Звезд не было. В Нижнем мире я ни разу не видел звезд.
За моей спиной тлело багровое зарево. Подсвечивало впалое лунное брюхо, скат крыши, обращенный к югу, столб коновязи с дремлющей идолицей. Кровавый костер едва теплился, мерцал, но все не соглашался угаснуть, сгинуть без следа. Это низвергался в ущелье огненный поток. Это его отсветы бродили по небу. К ним примешивались дальние сполохи над морем Муус-Кудулу. Впрочем, не такие уж дальние — едва Уот переставал храпеть, с юга плыл мерный шелест волн, и шуршание ледяной шуги мешалось с жарким треском пламени.
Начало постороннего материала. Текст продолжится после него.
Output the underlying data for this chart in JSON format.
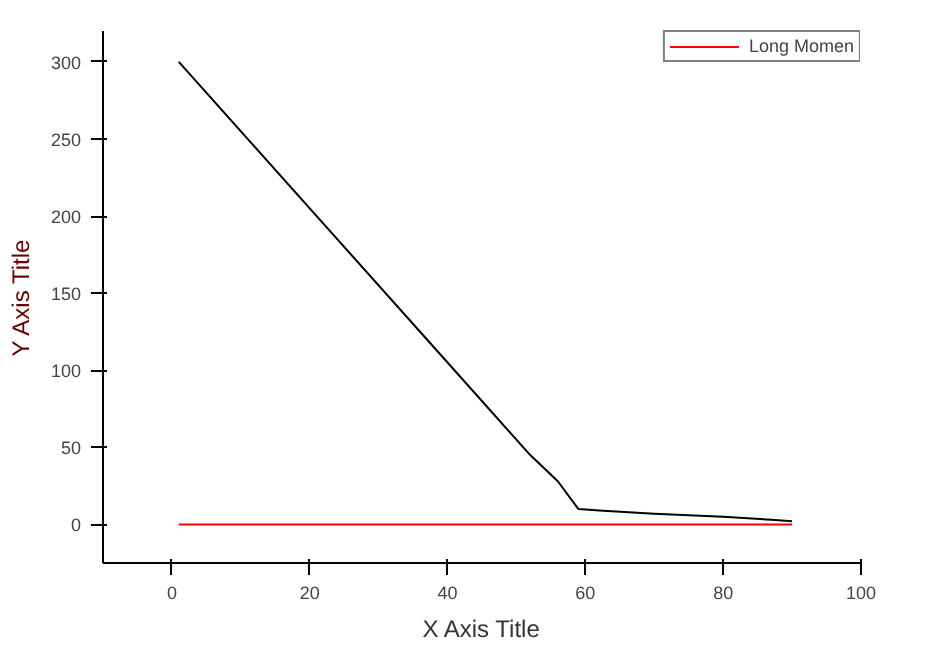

Север сплошь залила горячая смола.
А между севером и югом, востоком и западом, в черном сердце Нижнего мира, корявым обломком оси миров торчала скала с Уотовым домом. До рези под веками я всматривался во тьму. Ночное зрение шалило, издевалось, морочило. Темнота прикидывалась стоячим болотом и вдруг рождала смутный росчерк. Редела, милостиво позволяла разобрать: вот крыльцо, вот угол конюшни. Но едва за конюшней намечалось движение, мелькал размазанный, серый с прозеленью силуэт, как тьма сгущалась вновь.
Ну погоди же!
Я закрыл глаза. Замер, не дыша. Пусть мои уши станут моими глазами! Да расширятся они... Уот в конюшне засопел, перевернулся на другой бок; арангас зашелся отчаянным скрипом, но я уже услышал все, что хотел. Шелест волн, треск пламени, шуршание шуги — в бормотании Муус-Кудулу мелькнул посторонний шорох. Кто-то крался в ночи, стараясь подладиться к голосам моря.
Я медленно открыл глаза.
Она стояла напротив. Близко, очень близко.
Ночное зрение вернулось. Я видел ее, как днем. Большая, очень большая ящерица: с трех Юрюнов-слабаков. Горбатая спина, зубчатый гребень. Бугристая шкура в блестках лунного света. Когти мощных лап ушли в утоптанную землю двора, прочертив глубокие борозды. Эти борозды я уже видел: не на земле, на двери. Треугольная морда измазана бликами далекого багрянца. В подслеповатых глазках плавает желтая муть. Хвост похож на поваленную ветром сосну, шелушится мелкими чешуйками.